Konfliktkultur: Eindeutigkeit - "Euer Ja sei ein Ja..."
„Euer Ja sei ein Ja, euer Nein ein Nein; alles andere stammt vom Bösen.“ (Mt 5,37)
Evangelium:
Euer Ja sei ein Ja, euer Nein ein Nein (Mt 5,37)
Für jeden ist offensichtlich, wie viele Konflikte aus einer Nichtbeachtung dieser Worte resultieren. Die Sprache ist eine Dimension des Mensch-Seins. Sie ist das erste und differenzierteste Medium der Verständigung. Sie kann nicht alles, aber sehr vieles fassen und vermitteln.

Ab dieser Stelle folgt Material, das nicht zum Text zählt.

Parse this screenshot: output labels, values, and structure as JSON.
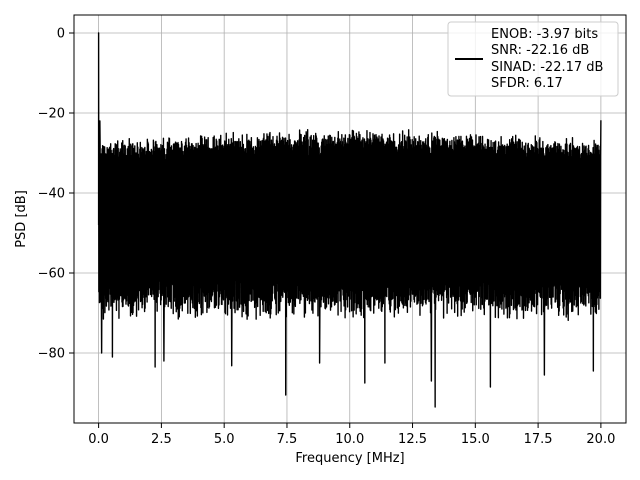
{
  "chart_data": {
    "type": "line",
    "title": "",
    "xlabel": "Frequency [MHz]",
    "ylabel": "PSD [dB]",
    "xlim": [
      -0.98,
      21.0
    ],
    "ylim": [
      -97.5,
      4.5
    ],
    "xticks": [
      0.0,
      2.5,
      5.0,
      7.5,
      10.0,
      12.5,
      15.0,
      17.5,
      20.0
    ],
    "xtick_labels": [
      "0.0",
      "2.5",
      "5.0",
      "7.5",
      "10.0",
      "12.5",
      "15.0",
      "17.5",
      "20.0"
    ],
    "yticks": [
      0,
      -20,
      -40,
      -60,
      -80
    ],
    "ytick_labels": [
      "0",
      "−20",
      "−40",
      "−60",
      "−80"
    ],
    "grid": true,
    "legend_position": "top-right",
    "series": [
      {
        "name": "ENOB: -3.97 bits\nSNR: -22.16 dB\nSINAD: -22.17 dB\nSFDR: 6.17",
        "legend_lines": [
          "ENOB: -3.97 bits",
          "SNR: -22.16 dB",
          "SINAD: -22.17 dB",
          "SFDR: 6.17"
        ],
        "color": "#000000",
        "x_range": [
          0.0,
          20.0
        ],
        "samples": 2000,
        "noise_floor_upper_db": [
          -29,
          -24
        ],
        "noise_floor_lower_db": [
          -72,
          -66
        ],
        "spikes": [
          {
            "x": 0.0,
            "y": 0.0
          },
          {
            "x": 0.05,
            "y": -22.0
          },
          {
            "x": 20.0,
            "y": -21.8
          }
        ],
        "dips": [
          {
            "x": 0.12,
            "y": -80.0
          },
          {
            "x": 0.55,
            "y": -81.0
          },
          {
            "x": 2.25,
            "y": -83.5
          },
          {
            "x": 2.6,
            "y": -82.0
          },
          {
            "x": 5.3,
            "y": -83.2
          },
          {
            "x": 7.45,
            "y": -90.5
          },
          {
            "x": 8.8,
            "y": -82.5
          },
          {
            "x": 10.6,
            "y": -87.5
          },
          {
            "x": 11.4,
            "y": -82.5
          },
          {
            "x": 13.25,
            "y": -87.0
          },
          {
            "x": 13.4,
            "y": -93.5
          },
          {
            "x": 15.6,
            "y": -88.5
          },
          {
            "x": 17.75,
            "y": -85.5
          },
          {
            "x": 19.7,
            "y": -84.5
          }
        ]
      }
    ]
  }
}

Der Umgang mit der Sprache ist für einen Menschen nicht nur ein Lebensbereich unter anderen, denn darin drückt sich ein Stück Persönlichkeit und Identität aus. Sprache schafft Atmosphäre, Verbindung und Gemeinsamkeit, aber auch Verwirrung, Distanz und Feindschaft. Man könnte sagen, der Mensch hat nicht nur Sprache, er ist Sprache. Wahrhaftigkeit, Zuverlässigkeit, Treue, jede zwischenmenschliche Dimension hat viel mit Sprache zu tun. Umso wesentlicher ist ihre Wahrhaftigkeit für das Gelingen jeglicher Beziehung und jeglicher Teilnahme am gesellschaftlichen Leben.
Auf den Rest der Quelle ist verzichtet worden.